Sunday, October 7, 2007 | 08:19 AM ET
It took a while, but the streets of St. John's finally look like there's an election underway. Major thoroughfares are lined with blue, red and orange, although I have to agree with a Telegram editorial of a few days ago, which noted that - at least on the northeast Avalon - "the number of signs pounded into public property vastly outnumber the signs that voters have agreed to have on their own land."
That being said, we've also noticed some signage oddities along the campaign trail ... some of which we've mentioned on the air. First, a refresher:
Above is an image of Danny Williams, on his first trip to Torngat Mountains district in Labrador, to campaign with candidate Patty Pottle. (The second visit, this week, you may recall, is when Williams all but promised voters that Pottle will get a cabinet seat if she wins.) A quick look at the spelling of the district will let you know that there's not much time for proofreading in the haste to get signs made.
[UPDATE: The PC campaign called to say that "Torngait" is how many Inuit spell the word.]
For our second image, here's a question: how possessive is Danny Williams, anyway?
Our eagle-eyed reporter-slash-grammarian Doug Greer spotted this error while interviewing Humber East incumbent Tom Marshall, who - to his credit - fessed up to not catching the cat-apostrophe on his sign.

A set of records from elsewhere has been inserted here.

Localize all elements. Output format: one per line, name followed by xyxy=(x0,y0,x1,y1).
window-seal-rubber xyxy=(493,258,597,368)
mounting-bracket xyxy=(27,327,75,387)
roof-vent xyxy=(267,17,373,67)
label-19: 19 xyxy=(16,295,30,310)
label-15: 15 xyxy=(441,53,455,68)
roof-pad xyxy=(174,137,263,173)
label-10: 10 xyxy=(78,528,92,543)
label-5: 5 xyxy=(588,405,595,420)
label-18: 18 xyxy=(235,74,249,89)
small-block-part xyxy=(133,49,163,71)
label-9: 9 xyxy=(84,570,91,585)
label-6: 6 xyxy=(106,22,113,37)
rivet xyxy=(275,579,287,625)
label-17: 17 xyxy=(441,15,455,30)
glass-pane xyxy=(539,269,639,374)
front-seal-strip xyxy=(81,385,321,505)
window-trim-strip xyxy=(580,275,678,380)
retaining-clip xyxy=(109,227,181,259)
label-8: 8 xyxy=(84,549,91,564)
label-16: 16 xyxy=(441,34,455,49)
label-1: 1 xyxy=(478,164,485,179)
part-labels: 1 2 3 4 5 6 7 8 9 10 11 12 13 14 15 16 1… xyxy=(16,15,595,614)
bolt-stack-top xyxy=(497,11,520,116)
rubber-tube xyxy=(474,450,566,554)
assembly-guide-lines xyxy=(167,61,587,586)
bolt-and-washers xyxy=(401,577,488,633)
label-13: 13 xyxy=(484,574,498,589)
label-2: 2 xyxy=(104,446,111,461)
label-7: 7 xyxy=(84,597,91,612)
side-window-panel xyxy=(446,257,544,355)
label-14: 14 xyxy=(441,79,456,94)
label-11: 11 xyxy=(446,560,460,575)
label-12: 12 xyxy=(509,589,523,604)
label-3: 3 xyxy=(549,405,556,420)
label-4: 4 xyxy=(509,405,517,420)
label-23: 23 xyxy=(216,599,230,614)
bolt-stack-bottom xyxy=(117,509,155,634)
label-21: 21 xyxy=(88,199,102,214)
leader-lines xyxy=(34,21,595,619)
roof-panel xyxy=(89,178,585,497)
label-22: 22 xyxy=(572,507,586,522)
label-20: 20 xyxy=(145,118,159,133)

No need for that little bit of punctuation, as Williams is the modifier in this phrase. (Grammar fans, all two of you, may be interested to know that CBCNews.ca style on expressing the premier's name in a possessive form is to say, for instance, "Williams's team," but without the "the." )
Recycling is a good thing, even on the campaign trail. Gemma Schlamp-Hickey, running for the NDP in St. John's East, is making good use of signs she evidently had made earlier this year ... for the byelection in Kilbride district. A close look at the photo above shows how easy it is to freshen up a perfectly good sign.
Speaking of recycling, Doug noticed this sign amid a display of signage at the Liberal party campaign launch a few weeks back. Is it just us, or does that blue lettering on some Simon Lono signs - with red banners stickered across - suggest the signs were retailored from some other use (municipal campaign, perhaps), or what?